Friday, August 23, 2013

Tales of a Fourth Grade Nothing

Adam needed a break from the heaviness of the second Harry Potter book, so we took an interlude for some fun Judy Blume: Tales of a Fourth Grade Nothing. It was not as good as I had remembered from when I was a kid. (I had loved this book!) I was surprised to discover that it's a character driven novel; surprised because books written for children these days seem largely plot driven. (Likely because books have a tough job these days competing for a kid's attention with all the video games, etc. Thirty years ago books were a form of entertainment, regardless of how gripping the plot-line... I can't help but wonder if it was Judy Blume that got me hooked on character driven novels?)

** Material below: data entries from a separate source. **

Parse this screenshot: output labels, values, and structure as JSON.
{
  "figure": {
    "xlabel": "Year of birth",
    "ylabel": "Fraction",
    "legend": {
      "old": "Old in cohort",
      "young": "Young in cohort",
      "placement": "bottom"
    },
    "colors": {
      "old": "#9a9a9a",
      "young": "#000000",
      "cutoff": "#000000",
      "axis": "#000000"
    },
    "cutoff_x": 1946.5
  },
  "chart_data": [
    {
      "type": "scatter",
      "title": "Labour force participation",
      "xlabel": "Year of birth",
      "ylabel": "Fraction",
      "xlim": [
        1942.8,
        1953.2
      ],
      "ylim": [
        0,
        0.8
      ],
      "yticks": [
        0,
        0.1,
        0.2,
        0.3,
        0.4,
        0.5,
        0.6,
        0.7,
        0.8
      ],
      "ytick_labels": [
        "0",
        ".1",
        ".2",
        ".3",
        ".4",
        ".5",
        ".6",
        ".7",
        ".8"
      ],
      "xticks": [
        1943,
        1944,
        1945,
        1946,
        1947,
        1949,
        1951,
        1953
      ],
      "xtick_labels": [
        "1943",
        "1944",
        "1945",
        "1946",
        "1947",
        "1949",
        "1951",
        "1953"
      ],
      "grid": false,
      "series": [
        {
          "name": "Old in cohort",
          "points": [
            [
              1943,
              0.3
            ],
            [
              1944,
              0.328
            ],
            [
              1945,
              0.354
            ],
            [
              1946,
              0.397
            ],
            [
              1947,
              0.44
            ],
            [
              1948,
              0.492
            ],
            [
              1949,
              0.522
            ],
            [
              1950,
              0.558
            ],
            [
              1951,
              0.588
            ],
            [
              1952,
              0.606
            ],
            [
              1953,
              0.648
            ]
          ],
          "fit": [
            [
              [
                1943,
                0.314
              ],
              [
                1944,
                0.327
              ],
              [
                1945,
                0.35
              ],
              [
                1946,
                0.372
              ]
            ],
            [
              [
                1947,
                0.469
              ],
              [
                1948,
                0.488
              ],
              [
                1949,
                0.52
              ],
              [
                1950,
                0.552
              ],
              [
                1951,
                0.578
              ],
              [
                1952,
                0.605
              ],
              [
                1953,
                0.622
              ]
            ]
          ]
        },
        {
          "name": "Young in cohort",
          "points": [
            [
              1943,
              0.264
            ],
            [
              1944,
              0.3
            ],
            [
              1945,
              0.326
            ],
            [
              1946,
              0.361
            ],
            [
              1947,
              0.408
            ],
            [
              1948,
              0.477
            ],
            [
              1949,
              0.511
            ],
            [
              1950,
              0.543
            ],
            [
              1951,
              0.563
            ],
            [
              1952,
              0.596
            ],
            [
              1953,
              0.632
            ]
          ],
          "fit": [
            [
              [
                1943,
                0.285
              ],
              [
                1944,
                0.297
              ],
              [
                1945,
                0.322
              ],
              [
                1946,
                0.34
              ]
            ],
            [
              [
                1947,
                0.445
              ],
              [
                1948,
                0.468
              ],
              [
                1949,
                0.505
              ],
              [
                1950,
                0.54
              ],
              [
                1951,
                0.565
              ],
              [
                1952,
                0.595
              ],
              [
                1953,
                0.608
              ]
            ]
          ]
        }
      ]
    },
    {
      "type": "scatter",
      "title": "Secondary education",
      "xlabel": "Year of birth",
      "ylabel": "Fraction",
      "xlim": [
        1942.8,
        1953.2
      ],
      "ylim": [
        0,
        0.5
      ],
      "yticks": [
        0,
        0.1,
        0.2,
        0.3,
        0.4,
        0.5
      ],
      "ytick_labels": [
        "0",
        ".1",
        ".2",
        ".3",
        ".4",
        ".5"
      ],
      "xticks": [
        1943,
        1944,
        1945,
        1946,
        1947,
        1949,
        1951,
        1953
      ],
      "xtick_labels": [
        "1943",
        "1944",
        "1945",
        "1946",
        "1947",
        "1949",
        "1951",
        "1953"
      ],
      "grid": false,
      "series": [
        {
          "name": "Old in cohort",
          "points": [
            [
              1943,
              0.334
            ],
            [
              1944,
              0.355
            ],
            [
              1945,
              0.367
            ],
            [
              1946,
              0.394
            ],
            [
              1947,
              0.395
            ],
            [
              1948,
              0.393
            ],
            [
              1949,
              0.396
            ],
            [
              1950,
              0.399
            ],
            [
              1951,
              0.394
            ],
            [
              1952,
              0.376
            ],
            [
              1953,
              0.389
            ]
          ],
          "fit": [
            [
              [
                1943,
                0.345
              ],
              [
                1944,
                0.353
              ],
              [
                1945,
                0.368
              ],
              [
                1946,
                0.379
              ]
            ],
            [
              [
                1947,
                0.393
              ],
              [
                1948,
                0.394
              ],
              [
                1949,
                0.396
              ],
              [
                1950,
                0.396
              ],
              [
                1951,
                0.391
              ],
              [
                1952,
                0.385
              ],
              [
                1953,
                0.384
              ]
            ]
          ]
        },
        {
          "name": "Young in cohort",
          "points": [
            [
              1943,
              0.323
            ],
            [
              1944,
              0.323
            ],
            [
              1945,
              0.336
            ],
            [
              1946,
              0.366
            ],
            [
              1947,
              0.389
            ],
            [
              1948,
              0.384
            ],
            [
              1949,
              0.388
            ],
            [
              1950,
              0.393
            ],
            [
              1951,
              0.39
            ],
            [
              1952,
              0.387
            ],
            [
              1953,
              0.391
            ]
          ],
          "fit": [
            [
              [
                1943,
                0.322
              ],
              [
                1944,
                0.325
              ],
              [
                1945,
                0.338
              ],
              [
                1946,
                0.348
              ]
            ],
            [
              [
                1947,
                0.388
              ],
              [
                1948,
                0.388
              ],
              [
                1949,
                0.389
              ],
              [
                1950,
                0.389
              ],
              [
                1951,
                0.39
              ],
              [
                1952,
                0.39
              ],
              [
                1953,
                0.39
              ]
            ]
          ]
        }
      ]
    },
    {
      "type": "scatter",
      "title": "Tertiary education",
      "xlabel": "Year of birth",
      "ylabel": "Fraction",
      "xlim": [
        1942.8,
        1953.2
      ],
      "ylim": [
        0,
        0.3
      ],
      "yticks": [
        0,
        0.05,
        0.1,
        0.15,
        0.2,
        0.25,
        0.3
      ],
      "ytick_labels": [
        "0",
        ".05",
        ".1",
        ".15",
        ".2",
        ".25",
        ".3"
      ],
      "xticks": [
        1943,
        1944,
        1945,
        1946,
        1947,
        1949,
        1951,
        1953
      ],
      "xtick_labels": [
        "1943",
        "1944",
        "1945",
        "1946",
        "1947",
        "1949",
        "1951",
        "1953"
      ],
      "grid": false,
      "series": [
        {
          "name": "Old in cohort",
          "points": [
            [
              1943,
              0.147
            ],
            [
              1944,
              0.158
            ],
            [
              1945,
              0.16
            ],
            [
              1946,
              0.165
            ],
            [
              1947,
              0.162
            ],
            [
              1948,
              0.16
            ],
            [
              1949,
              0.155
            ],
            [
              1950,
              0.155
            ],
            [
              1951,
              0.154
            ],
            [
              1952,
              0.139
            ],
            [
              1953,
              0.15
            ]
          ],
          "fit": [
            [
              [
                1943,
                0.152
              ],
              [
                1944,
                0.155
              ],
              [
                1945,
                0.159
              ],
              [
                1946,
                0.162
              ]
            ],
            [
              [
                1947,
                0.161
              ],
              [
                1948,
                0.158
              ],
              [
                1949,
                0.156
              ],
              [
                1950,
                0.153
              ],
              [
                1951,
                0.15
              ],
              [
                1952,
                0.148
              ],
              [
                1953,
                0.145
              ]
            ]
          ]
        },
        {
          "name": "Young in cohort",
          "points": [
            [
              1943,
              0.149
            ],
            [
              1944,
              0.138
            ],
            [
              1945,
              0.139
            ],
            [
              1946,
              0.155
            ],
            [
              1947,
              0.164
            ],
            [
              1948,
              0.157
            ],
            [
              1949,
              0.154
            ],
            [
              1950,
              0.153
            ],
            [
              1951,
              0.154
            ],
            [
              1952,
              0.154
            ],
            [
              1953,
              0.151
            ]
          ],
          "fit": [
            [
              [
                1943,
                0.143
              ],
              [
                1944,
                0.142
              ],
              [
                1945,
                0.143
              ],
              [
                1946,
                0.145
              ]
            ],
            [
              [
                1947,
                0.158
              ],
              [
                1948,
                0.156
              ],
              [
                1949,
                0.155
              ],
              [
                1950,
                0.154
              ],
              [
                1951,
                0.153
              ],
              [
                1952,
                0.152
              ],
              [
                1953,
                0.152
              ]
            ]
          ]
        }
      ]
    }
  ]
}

I wasn't overly impressed with my rereading of this child classic, but Adam and Noah sure were. We read the novel over a couple days because the kids kept begging me to read more and more. They found the book hilarious and are so excited that there are sequels to read. It's so special to watch a child get hypnotized by a book, pulled in and not want to leave the characters. Judy Blume books seem to have that effect on children. Tales of a Fourth Grade Nothing was the perfect novel to take Adam's mind off the darkness of Harry Potter for a while.